1. Let X be a continuous random variable with a pdf function f(x) that is symmetric around 0 (i.e. f(x) = f(-x) for every x). Compute the probability that X > 0

• A: 1/2
• B: Cannot be known; depends on the pdf function f(x)
• C: 1/4
• D: 1

2) Let X have a normal distribution N (mu = 10, sigma squared = 36), and f(x) denotes the pdf function of X compute the integral from -infinity to infinity x f(x) dx.

A. 6

B. 10

C. 36

D. 1

3). Let X have a normal question N (mu = 10; sigma squared = 36), and f(x) denotes the pdf function of X compute the following integral from -infinity to infinity (x-10)f(x)dx

A. none

B. 0

C. 10

D. -10

4).
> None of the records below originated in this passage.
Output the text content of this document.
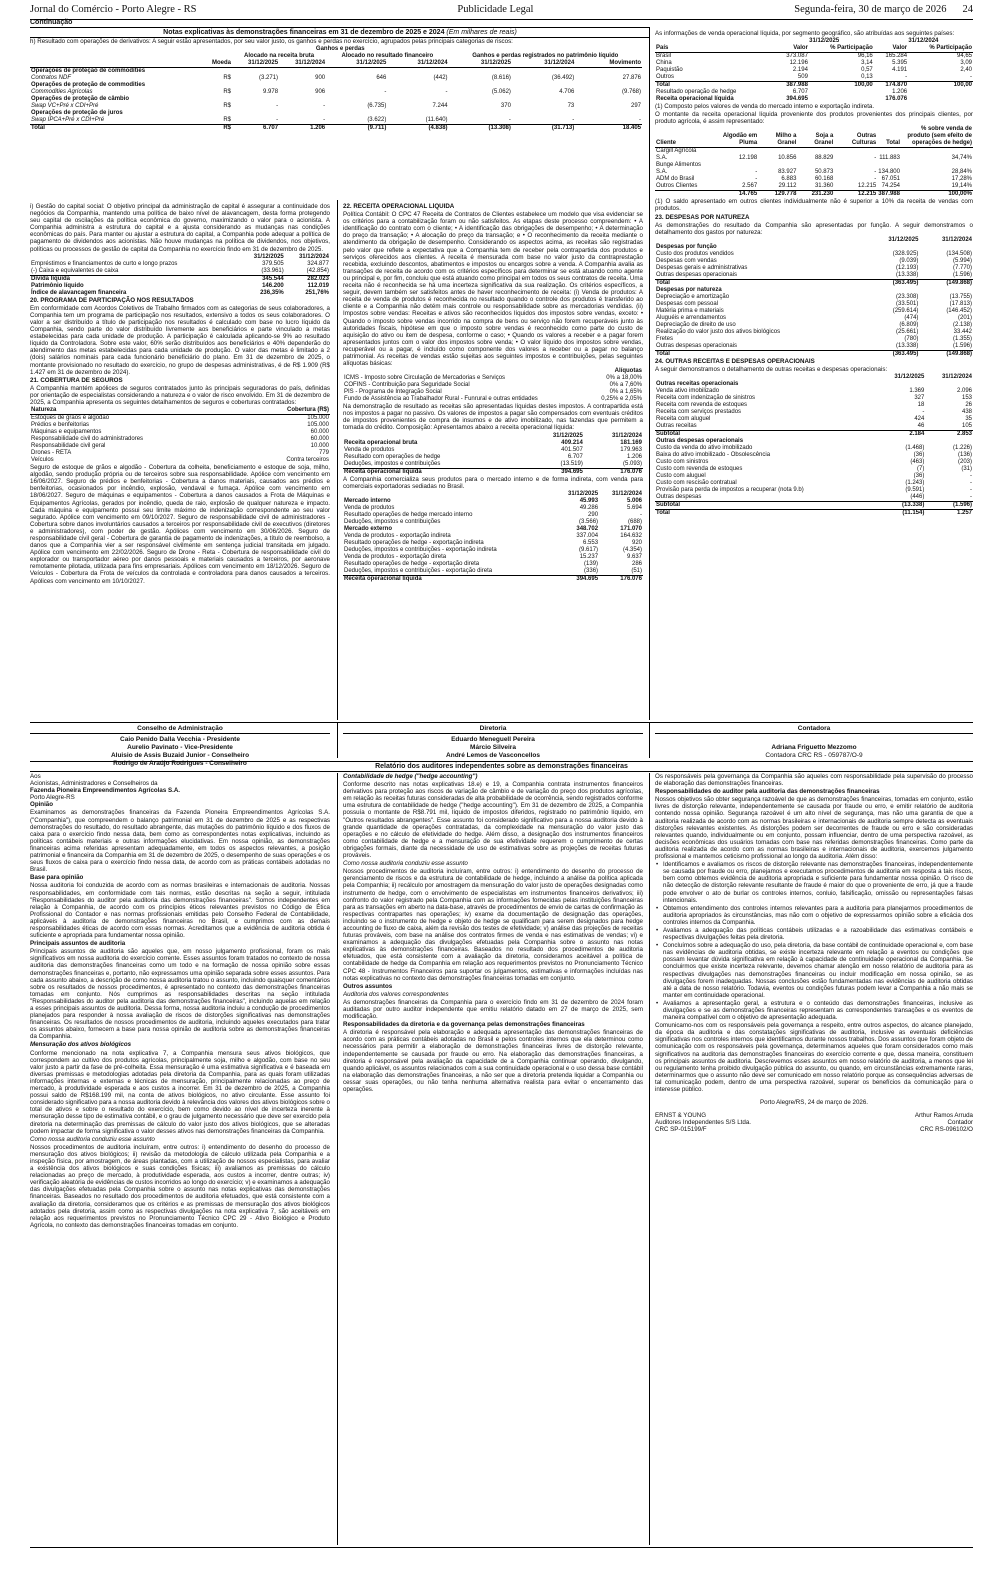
Jornal do Comércio - Porto Alegre - RS	Publicidade Legal	Segunda-feira, 30 de março de 2026 24
Continuação
Notas explicativas às demonstrações financeiras em 31 de dezembro de 2025 e 2024 (Em milhares de reais)

h) Resultado com operações de derivativos: A seguir estão apresentados, por seu valor justo, os ganhos e perdas no exercício, agrupados pelas principais categorias de riscos:

		Ganhos e perdas						
		Alocado na receita bruta		Alocado no resultado financeiro		Ganhos e perdas registrados no patrimônio líquido		
	Moeda	31/12/2025	31/12/2024	31/12/2025	31/12/2024	31/12/2025	31/12/2024	Movimento
Operações de proteção de commodities								
Contratos NDF	R$	(3.271)	900	646	(442)	(8.616)	(36.492)	27.876
Operações de proteção de commodities								
Commodities Agrícolas	R$	9.978	906	-	-	(5.062)	4.706	(9.768)
Operações de proteção de câmbio								
Swap VC+Pré x CDI+Pré	R$	-	-	(6.735)	7.244	370	73	297
Operações de proteção de juros								
Swap IPCA+Pré x CDI+Pré	R$	-	-	(3.622)	(11.640)	-	-	-
Total	R$	6.707	1.206	(9.711)	(4.838)	(13.308)	(31.713)	18.405

i) Gestão do capital social: O objetivo principal da administração de capital é assegurar a continuidade dos negócios da Companhia, mantendo uma política de baixo nível de alavancagem, desta forma protegendo seu capital de oscilações da política econômica do governo, maximizando o valor para o acionista. A Companhia administra a estrutura do capital e a ajusta considerando as mudanças nas condições econômicas do país. Para manter ou ajustar a estrutura do capital, a Companhia pode adequar a política de pagamento de dividendos aos acionistas. Não houve mudanças na política de dividendos, nos objetivos, políticas ou processos de gestão de capital da Companhia no exercício findo em 31 de dezembro de 2025.

	31/12/2025	31/12/2024
Empréstimos e financiamentos de curto e longo prazos	379.505	324.877
(-) Caixa e equivalentes de caixa	(33.961)	(42.854)
Dívida líquida	345.544	282.023
Patrimônio líquido	146.200	112.019
Índice de alavancagem financeira	236,35%	251,76%

20. PROGRAMA DE PARTICIPAÇÃO NOS RESULTADOS

Em conformidade com Acordos Coletivos de Trabalho firmados com as categorias de seus colaboradores, a Companhia tem um programa de participação nos resultados, extensivo a todos os seus colaboradores. O valor a ser distribuído a título de participação nos resultados é calculado com base no lucro líquido da Companhia, sendo parte do valor distribuído livremente aos beneficiários e parte vinculado a metas estabelecidas para cada unidade de produção. A participação é calculada aplicando-se 9% ao resultado líquido da Controladora. Sobre este valor, 60% serão distribuídos aos beneficiários e 40% dependerão do atendimento das metas estabelecidas para cada unidade de produção. O valor das metas é limitado a 2 (dois) salários nominais para cada funcionário beneficiário do plano. Em 31 de dezembro de 2025, o montante provisionado no resultado do exercício, no grupo de despesas administrativas, é de R$ 1.909 (R$ 1.427 em 31 de dezembro de 2024).

21. COBERTURA DE SEGUROS

A Companhia mantém apólices de seguros contratados junto às principais seguradoras do país, definidas por orientação de especialistas considerando a natureza e o valor de risco envolvido. Em 31 de dezembro de 2025, a Companhia apresenta os seguintes detalhamentos de seguros e coberturas contratados:

Natureza	Cobertura (R$)
Estoques de grãos e algodão	105.000
Prédios e benfeitorias	105.000
Máquinas e equipamentos	60.000
Responsabilidade civil do administradores	60.000
Responsabilidade civil geral	10.000
Drones - RETA	779
Veículos	Contra terceiros

Seguro de estoque de grãos e algodão - Cobertura da colheita, beneficiamento e estoque de soja, milho, algodão, sendo produção própria ou de terceiros sobre sua responsabilidade. Apólice com vencimento em 16/06/2027. Seguro de prédios e benfeitorias - Cobertura a danos materiais, causados aos prédios e benfeitorias, ocasionados por incêndio, explosão, vendaval e fumaça. Apólice com vencimento em 18/06/2027. Seguro de máquinas e equipamentos - Cobertura a danos causados a Frota de Máquinas e Equipamentos Agrícolas, gerados por incêndio, queda de raio, explosão de qualquer natureza e impacto. Cada máquina e equipamento possui seu limite máximo de indenização correspondente ao seu valor segurado. Apólice com vencimento em 09/10/2027. Seguro de responsabilidade civil de administradores - Cobertura sobre danos involuntários causados a terceiros por responsabilidade civil de executivos (diretores e administradores), com poder de gestão. Apólices com vencimento em 30/06/2026. Seguro de responsabilidade civil geral - Cobertura de garantia de pagamento de indenizações, a título de reembolso, a danos que a Companhia vier a ser responsável civilmente em sentença judicial transitada em julgado. Apólice com vencimento em 22/02/2026. Seguro de Drone - Reta - Cobertura de responsabilidade civil do explorador ou transportador aéreo por danos pessoais e materiais causados a terceiros, por aeronave remotamente pilotada, utilizada para fins empresariais. Apólices com vencimento em 18/12/2026. Seguro de Veículos - Cobertura da Frota de veículos da controlada e controladora para danos causados a terceiros. Apólices com vencimento em 10/10/2027.

22. RECEITA OPERACIONAL LÍQUIDA

Política Contábil: O CPC 47 Receita de Contratos de Clientes estabelece um modelo que visa evidenciar se os critérios para a contabilização foram ou não satisfeitos. As etapas deste processo compreendem: • A identificação do contrato com o cliente; • A identificação das obrigações de desempenho; • A determinação do preço da transação; • A alocação do preço da transação; e • O reconhecimento da receita mediante o atendimento da obrigação de desempenho. Considerando os aspectos acima, as receitas são registradas pelo valor que reflete a expectativa que a Companhia tem de receber pela contrapartida dos produtos e serviços oferecidos aos clientes. A receita é mensurada com base no valor justo da contraprestação recebida, excluindo descontos, abatimentos e impostos ou encargos sobre a venda. A Companhia avalia as transações de receita de acordo com os critérios específicos para determinar se está atuando como agente ou principal e, por fim, concluiu que está atuando como principal em todos os seus contratos de receita. Uma receita não é reconhecida se há uma incerteza significativa da sua realização. Os critérios específicos, a seguir, devem também ser satisfeitos antes de haver reconhecimento de receita: (i) Venda de produtos: A receita de venda de produtos é reconhecida no resultado quando o controle dos produtos é transferido ao cliente e a Companhia não detém mais controle ou responsabilidade sobre as mercadorias vendidas. (ii) Impostos sobre vendas: Receitas e ativos são reconhecidos líquidos dos impostos sobre vendas, exceto: • Quando o imposto sobre vendas incorrido na compra de bens ou serviço não forem recuperáveis junto às autoridades fiscais, hipótese em que o imposto sobre vendas é reconhecido como parte do custo de aquisição do ativo ou item de despesa, conforme o caso; • Quando os valores a receber e a pagar forem apresentados juntos com o valor dos impostos sobre venda; • O valor líquido dos impostos sobre vendas, recuperável ou a pagar, é incluído como componente dos valores a receber ou a pagar no balanço patrimonial. As receitas de vendas estão sujeitas aos seguintes impostos e contribuições, pelas seguintes alíquotas básicas:

	Alíquotas
ICMS - Imposto sobre Circulação de Mercadorias e Serviços	0% a 18,00%
COFINS - Contribuição para Seguridade Social	0% a 7,60%
PIS - Programa de Integração Social	0% a 1,65%
Fundo de Assistência ao Trabalhador Rural - Funrural e outras entidades	0,25% e 2,05%

Na demonstração de resultado as receitas são apresentadas líquidas destes impostos. A contrapartida está nos impostos a pagar no passivo. Os valores de impostos a pagar são compensados com eventuais créditos de impostos provenientes de compra de insumos e de ativo imobilizado, nas fazendas que permitem a tomada do crédito. Composição: Apresentamos abaixo a receita operacional líquida:

	31/12/2025	31/12/2024
Receita operacional bruta	409.214	181.169
Venda de produtos	401.507	179.963
Resultado com operações de hedge	6.707	1.206
Deduções, impostos e contribuições	(13.519)	(5.093)
Receita operacional líquida	394.695	176.076

A Companhia comercializa seus produtos para o mercado interno e de forma indireta, com venda para comerciais exportadoras sediadas no Brasil.

	31/12/2025	31/12/2024
Mercado interno	45.993	5.006
Venda de produtos	49.286	5.694
Resultado operações de hedge mercado interno	290	-
Deduções, impostos e contribuições	(3.566)	(688)
Mercado externo	348.702	171.070
Venda de produtos - exportação indireta	337.004	164.632
Resultado operações de hedge - exportação indireta	6.553	920
Deduções, impostos e contribuições - exportação indireta	(9.617)	(4.354)
Venda de produtos - exportação direta	15.237	9.637
Resultado operações de hedge - exportação direta	(139)	286
Deduções, impostos e contribuições - exportação direta	(336)	(51)
Receita operacional líquida	394.695	176.076

As informações de venda operacional líquida, por segmento geográfico, são atribuídas aos seguintes países:

	31/12/2025		31/12/2024	
País	Valor	% Participação	Valor	% Participação
Brasil	373.087	96,16	165.284	94,65
China	12.196	3,14	5.395	3,09
Paquistão	2.194	0,57	4.191	2,40
Outros	509	0,13	-	-
Total	387.988	100,00	174.870	100,00
Resultado operação de hedge	6.707		1.206	
Receita operacional líquida	394.695		176.076	

(1) Composto pelos valores de venda do mercado interno e exportação indireta.

O montante da receita operacional líquida proveniente dos produtos provenientes dos principais clientes, por produto agrícola, é assim representado:

Cliente	Algodão em Pluma	Milho a Granel	Soja a Granel	Outras Culturas	Total	% sobre venda de produto (sem efeito de operações de hedge)
Cargill Agrícola S.A.	12.198	10.856	88.829	-	111.883	34,74%
Bunge Alimentos S.A.	-	83.927	50.873	-	134.800	28,84%
ADM do Brasil	-	6.883	60.168	-	67.051	17,28%
Outros Clientes	2.567	29.112	31.360	12.215	74.254	19,14%
	14.765	129.778	231.230	12.215	387.988	100,00%

(1) O saldo apresentado em outros clientes individualmente não é superior a 10% da receita de vendas com produtos.

23. DESPESAS POR NATUREZA

As demonstrações do resultado da Companhia são apresentadas por função. A seguir demonstramos o detalhamento dos gastos por natureza:

	31/12/2025	31/12/2024
Despesas por função		
Custo dos produtos vendidos	(328.925)	(134.508)
Despesas com vendas	(9.039)	(5.994)
Despesas gerais e administrativas	(12.193)	(7.770)
Outras despesas operacionais	(13.338)	(1.596)
Total	(363.495)	(149.868)
Despesas por natureza		
Depreciação e amortização	(23.308)	(13.755)
Despesas com pessoal	(33.501)	(17.813)
Matéria prima e materiais	(259.614)	(146.452)
Aluguéis e arrendamentos	(474)	(201)
Depreciação de direito de uso	(6.809)	(2.138)
Realização do valor justo dos ativos biológicos	(25.661)	33.442
Fretes	(780)	(1.355)
Outras despesas operacionais	(13.338)	(1.596)
Total	(363.495)	(149.868)

24. OUTRAS RECEITAS E DESPESAS OPERACIONAIS

A seguir demonstramos o detalhamento de outras receitas e despesas operacionais:

	31/12/2025	31/12/2024
Outras receitas operacionais		
Venda ativo imobilizado	1.369	2.096
Receita com indenização de sinistros	327	153
Receita com revenda de estoques	18	26
Receita com serviços prestados	-	438
Receita com aluguel	424	35
Outras receitas	46	105
Subtotal	2.184	2.853
Outras despesas operacionais		
Custo da venda do ativo imobilizado	(1.468)	(1.226)
Baixa do ativo imobilizado - Obsolescência	(36)	(136)
Custo com sinistros	(463)	(203)
Custo com revenda de estoques	(7)	(31)
Custo com aluguel	(36)	-
Custo com rescisão contratual	(1.243)	-
Provisão para perda de impostos a recuperar (nota 9.b)	(9.591)	-
Outras despesas	(446)	-
Subtotal	(13.338)	(1.596)
Total	(11.154)	1.257
Conselho de Administração
Caio Penido Dalla Vecchia - Presidente
Aurelio Pavinato - Vice-Presidente
Aluisio de Assis Buzaid Junior - Conselheiro
Rodrigo de Araújo Rodrigues - Conselheiro
Diretoria
Eduardo Meneguell Pereira
Márcio Silveira
André Lemos de Vasconcellos
Contadora
Adriana Friguetto Mezzomo
Contadora CRC RS - 059787/O-9
Relatório dos auditores independentes sobre as demonstrações financeiras
Aos
Acionistas, Administradores e Conselheiros da
Fazenda Pioneira Empreendimentos Agrícolas S.A.
Porto Alegre-RS

Opinião

Examinamos as demonstrações financeiras da Fazenda Pioneira Empreendimentos Agrícolas S.A. ("Companhia"), que compreendem o balanço patrimonial em 31 de dezembro de 2025 e as respectivas demonstrações do resultado, do resultado abrangente, das mutações do patrimônio líquido e dos fluxos de caixa para o exercício findo nessa data, bem como as correspondentes notas explicativas, incluindo as políticas contábeis materiais e outras informações elucidativas. Em nossa opinião, as demonstrações financeiras acima referidas apresentam adequadamente, em todos os aspectos relevantes, a posição patrimonial e financeira da Companhia em 31 de dezembro de 2025, o desempenho de suas operações e os seus fluxos de caixa para o exercício findo nessa data, de acordo com as práticas contábeis adotadas no Brasil.

Base para opinião

Nossa auditoria foi conduzida de acordo com as normas brasileiras e internacionais de auditoria. Nossas responsabilidades, em conformidade com tais normas, estão descritas na seção a seguir, intitulada "Responsabilidades do auditor pela auditoria das demonstrações financeiras". Somos independentes em relação à Companhia, de acordo com os princípios éticos relevantes previstos no Código de Ética Profissional do Contador e nas normas profissionais emitidas pelo Conselho Federal de Contabilidade, aplicáveis à auditoria de demonstrações financeiras no Brasil, e cumprimos com as demais responsabilidades éticas de acordo com essas normas. Acreditamos que a evidência de auditoria obtida é suficiente e apropriada para fundamentar nossa opinião.

Principais assuntos de auditoria

Principais assuntos de auditoria são aqueles que, em nosso julgamento profissional, foram os mais significativos em nossa auditoria do exercício corrente. Esses assuntos foram tratados no contexto de nossa auditoria das demonstrações financeiras como um todo e na formação de nossa opinião sobre essas demonstrações financeiras e, portanto, não expressamos uma opinião separada sobre esses assuntos. Para cada assunto abaixo, a descrição de como nossa auditoria tratou o assunto, incluindo quaisquer comentários sobre os resultados de nossos procedimentos, é apresentado no contexto das demonstrações financeiras tomadas em conjunto. Nós cumprimos as responsabilidades descritas na seção intitulada "Responsabilidades do auditor pela auditoria das demonstrações financeiras", incluindo aquelas em relação a esses principais assuntos de auditoria. Dessa forma, nossa auditoria incluiu a condução de procedimentos planejados para responder à nossa avaliação de riscos de distorções significativas nas demonstrações financeiras. Os resultados de nossos procedimentos de auditoria, incluindo aqueles executados para tratar os assuntos abaixo, fornecem a base para nossa opinião de auditoria sobre as demonstrações financeiras da Companhia.

Mensuração dos ativos biológicos

Conforme mencionado na nota explicativa 7, a Companhia mensura seus ativos biológicos, que correspondem ao cultivo dos produtos agrícolas, principalmente soja, milho e algodão, com base no seu valor justo a partir da fase de pré-colheita. Essa mensuração é uma estimativa significativa e é baseada em diversas premissas e metodologias adotadas pela diretoria da Companhia, para as quais foram utilizadas informações internas e externas e técnicas de mensuração, principalmente relacionadas ao preço de mercado, à produtividade esperada e aos custos a incorrer. Em 31 de dezembro de 2025, a Companhia possui saldo de R$168.199 mil, na conta de ativos biológicos, no ativo circulante. Esse assunto foi considerado significativo para a nossa auditoria devido à relevância dos valores dos ativos biológicos sobre o total de ativos e sobre o resultado do exercício, bem como devido ao nível de incerteza inerente à mensuração desse tipo de estimativa contábil, e o grau de julgamento necessário que deve ser exercido pela diretoria na determinação das premissas de cálculo do valor justo dos ativos biológicos, que se alteradas podem impactar de forma significativa o valor desses ativos nas demonstrações financeiras da Companhia.

Como nossa auditoria conduziu esse assunto

Nossos procedimentos de auditoria incluíram, entre outros: i) entendimento do desenho do processo de mensuração dos ativos biológicos; ii) revisão da metodologia de cálculo utilizada pela Companhia e a inspeção física, por amostragem, de áreas plantadas, com a utilização de nossos especialistas, para avaliar a existência dos ativos biológicos e suas condições físicas; iii) avaliamos as premissas do cálculo relacionadas ao preço de mercado, à produtividade esperada, aos custos a incorrer, dentre outras; iv) verificação aleatória de evidências de custos incorridos ao longo do exercício; v) e examinamos a adequação das divulgações efetuadas pela Companhia sobre o assunto nas notas explicativas das demonstrações financeiras. Baseados no resultado dos procedimentos de auditoria efetuados, que está consistente com a avaliação da diretoria, consideramos que os critérios e as premissas de mensuração dos ativos biológicos adotados pela diretoria, assim como as respectivas divulgações na nota explicativa 7, são aceitáveis em relação aos requerimentos previstos no Pronunciamento Técnico CPC 29 - Ativo Biológico e Produto Agrícola, no contexto das demonstrações financeiras tomadas em conjunto.

Contabilidade de hedge ("hedge accounting")

Conforme descrito nas notas explicativas 18.e) e 19, a Companhia contrata instrumentos financeiros derivativos para proteção aos riscos de variação de câmbio e de variação do preço dos produtos agrícolas, em relação às receitas futuras consideradas de alta probabilidade de ocorrência, sendo registrados conforme uma estrutura de contabilidade de hedge ("hedge accounting"). Em 31 de dezembro de 2025, a Companhia possuía o montante de R$8.791 mil, líquido de impostos diferidos, registrado no patrimônio líquido, em "Outros resultados abrangentes". Esse assunto foi considerado significativo para a nossa auditoria devido à grande quantidade de operações contratadas, da complexidade na mensuração do valor justo das operações e no cálculo de efetividade do hedge. Além disso, a designação dos instrumentos financeiros como contabilidade de hedge e a mensuração de sua efetividade requerem o cumprimento de certas obrigações formais, diante da necessidade de uso de estimativas sobre as projeções de receitas futuras prováveis.

Como nossa auditoria conduziu esse assunto

Nossos procedimentos de auditoria incluíram, entre outros: i) entendimento do desenho do processo de gerenciamento de riscos e da estrutura de contabilidade de hedge, incluindo a análise da política aplicada pela Companhia; ii) recálculo por amostragem da mensuração do valor justo de operações designadas como instrumento de hedge, com o envolvimento de especialistas em instrumentos financeiros derivativos; iii) confronto do valor registrado pela Companhia com as informações fornecidas pelas instituições financeiras para as transações em aberto na data-base, através de procedimentos de envio de cartas de confirmação às respectivas contrapartes nas operações; iv) exame da documentação de designação das operações, incluindo se o instrumento de hedge e objeto de hedge se qualificam para serem designados para hedge accounting de fluxo de caixa, além da revisão dos testes de efetividade; v) análise das projeções de receitas futuras prováveis, com base na análise dos contratos firmes de venda e nas estimativas de vendas; vi) e examinamos a adequação das divulgações efetuadas pela Companhia sobre o assunto nas notas explicativas às demonstrações financeiras. Baseados no resultado dos procedimentos de auditoria efetuados, que está consistente com a avaliação da diretoria, consideramos aceitável a política de contabilidade de hedge da Companhia em relação aos requerimentos previstos no Pronunciamento Técnico CPC 48 - Instrumentos Financeiros para suportar os julgamentos, estimativas e informações incluídas nas notas explicativas no contexto das demonstrações financeiras tomadas em conjunto.

Outros assuntos

Auditoria dos valores correspondentes

As demonstrações financeiras da Companhia para o exercício findo em 31 de dezembro de 2024 foram auditadas por outro auditor independente que emitiu relatório datado em 27 de março de 2025, sem modificação.

Responsabilidades da diretoria e da governança pelas demonstrações financeiras

A diretoria é responsável pela elaboração e adequada apresentação das demonstrações financeiras de acordo com as práticas contábeis adotadas no Brasil e pelos controles internos que ela determinou como necessários para permitir a elaboração de demonstrações financeiras livres de distorção relevante, independentemente se causada por fraude ou erro. Na elaboração das demonstrações financeiras, a diretoria é responsável pela avaliação da capacidade de a Companhia continuar operando, divulgando, quando aplicável, os assuntos relacionados com a sua continuidade operacional e o uso dessa base contábil na elaboração das demonstrações financeiras, a não ser que a diretoria pretenda liquidar a Companhia ou cessar suas operações, ou não tenha nenhuma alternativa realista para evitar o encerramento das operações.

Os responsáveis pela governança da Companhia são aqueles com responsabilidade pela supervisão do processo de elaboração das demonstrações financeiras.

Responsabilidades do auditor pela auditoria das demonstrações financeiras

Nossos objetivos são obter segurança razoável de que as demonstrações financeiras, tomadas em conjunto, estão livres de distorção relevante, independentemente se causada por fraude ou erro, e emitir relatório de auditoria contendo nossa opinião. Segurança razoável é um alto nível de segurança, mas não uma garantia de que a auditoria realizada de acordo com as normas brasileiras e internacionais de auditoria sempre detecta as eventuais distorções relevantes existentes. As distorções podem ser decorrentes de fraude ou erro e são consideradas relevantes quando, individualmente ou em conjunto, possam influenciar, dentro de uma perspectiva razoável, as decisões econômicas dos usuários tomadas com base nas referidas demonstrações financeiras. Como parte da auditoria realizada de acordo com as normas brasileiras e internacionais de auditoria, exercemos julgamento profissional e mantemos ceticismo profissional ao longo da auditoria. Além disso:

• Identificamos e avaliamos os riscos de distorção relevante nas demonstrações financeiras, independentemente se causada por fraude ou erro, planejamos e executamos procedimentos de auditoria em resposta a tais riscos, bem como obtemos evidência de auditoria apropriada e suficiente para fundamentar nossa opinião. O risco de não detecção de distorção relevante resultante de fraude é maior do que o proveniente de erro, já que a fraude pode envolver o ato de burlar os controles internos, conluio, falsificação, omissão ou representações falsas intencionais.

• Obtemos entendimento dos controles internos relevantes para a auditoria para planejarmos procedimentos de auditoria apropriados às circunstâncias, mas não com o objetivo de expressarmos opinião sobre a eficácia dos controles internos da Companhia.

• Avaliamos a adequação das políticas contábeis utilizadas e a razoabilidade das estimativas contábeis e respectivas divulgações feitas pela diretoria.

• Concluímos sobre a adequação do uso, pela diretoria, da base contábil de continuidade operacional e, com base nas evidências de auditoria obtidas, se existe incerteza relevante em relação a eventos ou condições que possam levantar dúvida significativa em relação à capacidade de continuidade operacional da Companhia. Se concluirmos que existe incerteza relevante, devemos chamar atenção em nosso relatório de auditoria para as respectivas divulgações nas demonstrações financeiras ou incluir modificação em nossa opinião, se as divulgações forem inadequadas. Nossas conclusões estão fundamentadas nas evidências de auditoria obtidas até a data de nosso relatório. Todavia, eventos ou condições futuras podem levar a Companhia a não mais se manter em continuidade operacional.

• Avaliamos a apresentação geral, a estrutura e o conteúdo das demonstrações financeiras, inclusive as divulgações e se as demonstrações financeiras representam as correspondentes transações e os eventos de maneira compatível com o objetivo de apresentação adequada.

Comunicamo-nos com os responsáveis pela governança a respeito, entre outros aspectos, do alcance planejado, da época da auditoria e das constatações significativas de auditoria, inclusive as eventuais deficiências significativas nos controles internos que identificamos durante nossos trabalhos. Dos assuntos que foram objeto de comunicação com os responsáveis pela governança, determinamos aqueles que foram considerados como mais significativos na auditoria das demonstrações financeiras do exercício corrente e que, dessa maneira, constituem os principais assuntos de auditoria. Descrevemos esses assuntos em nosso relatório de auditoria, a menos que lei ou regulamento tenha proibido divulgação pública do assunto, ou quando, em circunstâncias extremamente raras, determinarmos que o assunto não deve ser comunicado em nosso relatório porque as consequências adversas de tal comunicação podem, dentro de uma perspectiva razoável, superar os benefícios da comunicação para o interesse público.

Porto Alegre/RS, 24 de março de 2026.

ERNST & YOUNG
Auditores Independentes S/S Ltda.
CRC SP-015199/F
Arthur Ramos Arruda
Contador
CRC RS-096102/O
Let X have a normal distribution N (mu = 10, sigma squared = 36), and f(x) denotes the pdf function of X compute the integral from negative infinity to infinity (x^2+5) f(x)dx

A. 41

B. 5

C. 0

D. 141

5). Let X be a continuous random variable with pdf function f(x). Answer to which probabilities the following integrals correspond to respectively. Write the answers in the format: P(X < a), P(X>b), or P(a < X < b)

• integral from -10 to 10 f(x) dx
• Integral from negative infinity to 5 f(x)dx